Former U.S. senators Alan Simpson of Wyoming and Nancy Kassebaum of Kansas were among some 20 Republicans who signed a legal brief filed with the U.S. Court of Appeals for the 10th Circuit in Denver.
The court is to hear cases from Utah and Oklahoma, where federal courts have ruled state bans on same-sex marriage were unconstitutional.
"Marriage is strengthened and its benefits, importance to society, and the social stability of the family unit are promoted" through nuptials between gay and lesbian couples, said a copy of the brief provided to Reuters.
The Republican group cited constitutional guarantees of equal protection under the law, proper limits to government's role in citizens' personal lives, and individual freedom, among other reasons.
There is growing momentum for a legalization of gay marriage in the Western region and across the United States, with judges striking down restrictions in several states including New Mexico, Virginia and Texas.
The mood is reflected in polling, too, with support for gay marriage surging in the decade since it first became legal in Massachusetts. Just more than half of Americans now support the idea.
In all, 17 states plus the District of Columbia recognize same-sex marriage, including eight states where it became legal in 2013.
Utah and Oklahoma would be added to that list if federal court rulings overturning gay marriage bans on constitutional grounds are upheld by the U.S. Appeals Court in Denver. Hearings are slated for April.
Rulings there could render same-sex marriage legal in states within the court's circuit - namely Colorado, Kansas, New Mexico, Oklahoma, Utah and Wyoming, although an opposing decision by the U.S. Supreme Court could bar them.
Sean Gallagher, a Denver lawyer and Republican who helped prepare the so-called friend-of-the-court brief, said it reflects changing attitudes of conservatives, moderates, and libertarians in those states.

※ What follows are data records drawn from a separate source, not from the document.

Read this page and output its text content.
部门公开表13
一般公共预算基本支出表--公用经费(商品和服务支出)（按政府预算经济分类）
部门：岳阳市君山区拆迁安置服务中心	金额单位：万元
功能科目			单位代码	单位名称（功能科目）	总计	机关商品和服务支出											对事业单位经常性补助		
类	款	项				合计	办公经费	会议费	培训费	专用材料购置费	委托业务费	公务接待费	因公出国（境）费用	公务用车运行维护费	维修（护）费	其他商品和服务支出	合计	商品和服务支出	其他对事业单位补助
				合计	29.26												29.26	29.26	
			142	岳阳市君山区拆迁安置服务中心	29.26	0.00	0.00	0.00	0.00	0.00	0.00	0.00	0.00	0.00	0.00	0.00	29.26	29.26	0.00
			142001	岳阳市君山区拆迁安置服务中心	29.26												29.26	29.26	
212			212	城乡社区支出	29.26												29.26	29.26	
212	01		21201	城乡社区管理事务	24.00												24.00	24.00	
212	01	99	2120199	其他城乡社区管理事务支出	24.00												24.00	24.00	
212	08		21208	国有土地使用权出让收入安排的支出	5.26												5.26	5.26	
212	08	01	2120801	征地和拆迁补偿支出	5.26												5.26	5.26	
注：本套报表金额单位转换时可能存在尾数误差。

"Traditionally, there have been concerns that it will affect the integrity of the family or will affect the ability to raise kids. The reality is there is no objective proof of that," Gallagher told Reuters in an interview.
Gay advocates have notched other wins in the West, with the New Mexico Supreme Court ruling in December to allow same-sex marriage and Nevada dropping its defense of a state ban earlier this month.
Nevada's top lawyer said the state's arguments in support of a voter-approved ban on gay marriage were no longer sustainable amid a shifting U.S. landscape, a move that was backed by Governor Brian Sandoval, a Republican.
Former New Mexico Governor Gary Johnson and current and former state lawmakers and Republican Party officials were among those who signed the brief.
Gallagher, who was chief counsel for former presidential candidate Mitt Romney's campaign in Colorado, said the changes are in part generational.
"If you talk to people under the age of 30, gay marriage is just not an issue - whether they are Republicans or Democrats," he said.